Does the definition
$$e\equiv\displaystyle\lim_{n\to0}\left(1+n\right)^{1/n}$$
or the equivalent
$$e\equiv\displaystyle\lim_{n\to\infty}\left(1+\frac{1}{n}\right)^n$$
work if $n$ is complex? (I'm partial to the first one, as the second one would probably require something like $|n|\to\infty$ and I'm always wary around $\infty$ anyway, but either works.)
I've thought about writing $n$ as $|n|e^{i\arg(n)}$ (I'm not trying to define $e$, just trying to use one of the above definitions to equate something to $e$ in my calculations).
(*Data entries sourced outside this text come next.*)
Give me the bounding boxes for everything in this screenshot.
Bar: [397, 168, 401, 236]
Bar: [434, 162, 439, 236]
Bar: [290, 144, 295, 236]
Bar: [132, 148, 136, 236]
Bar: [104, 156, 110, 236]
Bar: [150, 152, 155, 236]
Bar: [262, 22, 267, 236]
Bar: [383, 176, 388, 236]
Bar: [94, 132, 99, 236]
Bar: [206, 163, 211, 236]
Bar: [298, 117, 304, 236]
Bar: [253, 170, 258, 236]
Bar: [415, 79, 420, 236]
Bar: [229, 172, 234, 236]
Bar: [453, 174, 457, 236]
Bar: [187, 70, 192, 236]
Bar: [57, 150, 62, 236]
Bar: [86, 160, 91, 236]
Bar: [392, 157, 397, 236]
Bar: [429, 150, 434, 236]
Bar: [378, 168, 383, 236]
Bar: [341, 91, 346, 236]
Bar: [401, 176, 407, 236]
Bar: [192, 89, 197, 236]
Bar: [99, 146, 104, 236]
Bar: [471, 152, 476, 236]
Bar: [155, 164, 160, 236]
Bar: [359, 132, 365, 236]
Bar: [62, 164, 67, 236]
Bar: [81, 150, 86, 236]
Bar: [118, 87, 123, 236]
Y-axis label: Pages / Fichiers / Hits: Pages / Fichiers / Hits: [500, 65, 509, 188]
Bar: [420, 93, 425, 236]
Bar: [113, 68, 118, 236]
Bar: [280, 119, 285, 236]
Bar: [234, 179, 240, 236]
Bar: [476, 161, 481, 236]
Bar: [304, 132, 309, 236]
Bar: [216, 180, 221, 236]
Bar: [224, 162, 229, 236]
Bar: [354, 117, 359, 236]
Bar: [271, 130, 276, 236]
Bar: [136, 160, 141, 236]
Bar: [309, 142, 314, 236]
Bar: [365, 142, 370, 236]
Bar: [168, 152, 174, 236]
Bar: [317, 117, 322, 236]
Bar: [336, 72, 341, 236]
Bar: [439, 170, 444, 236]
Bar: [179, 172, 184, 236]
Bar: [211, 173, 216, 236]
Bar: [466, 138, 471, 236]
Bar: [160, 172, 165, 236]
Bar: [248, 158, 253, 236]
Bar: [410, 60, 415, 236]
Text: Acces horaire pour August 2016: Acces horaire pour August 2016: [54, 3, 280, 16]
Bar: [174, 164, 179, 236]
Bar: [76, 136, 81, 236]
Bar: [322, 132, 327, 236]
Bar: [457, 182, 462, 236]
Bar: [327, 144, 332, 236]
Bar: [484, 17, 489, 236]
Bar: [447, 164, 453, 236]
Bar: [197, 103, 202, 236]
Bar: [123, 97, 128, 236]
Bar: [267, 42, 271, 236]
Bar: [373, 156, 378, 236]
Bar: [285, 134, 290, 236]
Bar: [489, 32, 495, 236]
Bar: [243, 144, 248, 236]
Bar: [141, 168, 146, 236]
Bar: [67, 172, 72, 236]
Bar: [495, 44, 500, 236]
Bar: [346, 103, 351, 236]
For brevity, I'll write $a=|n|,b=\arg(n)$. The first definition of $e$ then becomes
\begin{eqnarray} \displaystyle\lim_{n\to0}\left(1+n\right)^{1/n} & = & \displaystyle\lim_{a\to0}\left(1+ae^{ib}\right)^{1/ae^{ib}}\\ & = & \displaystyle\lim_{a\to0}e^{ib/ae^{ib}}\left(\left(1+a\right)^{1/a}\right)^{1/e^{ib}}\\ & = & \displaystyle\lim_{a\to0}e^{ib/ae^{ib}}\displaystyle\lim_{a\to0}\left(\left(1+a\right)^{1/a}\right)^{1/e^{ib}}\\ & = & \infty e^{e^{-ib}}\\ & = & \infty, \end{eqnarray}
but I find it hard to believe that $n$ being complex will turn the limit from $e$ to $\infty$. (I've changed $n\to0$ to $a\to0$ because the only way for $n$ to approach $0$ is for its magnitude to approach $0$; we don't really care about what its phase is doing in this case, right?)
Thanks for any help.
Edit: My maths were wrong because I'm an idiot.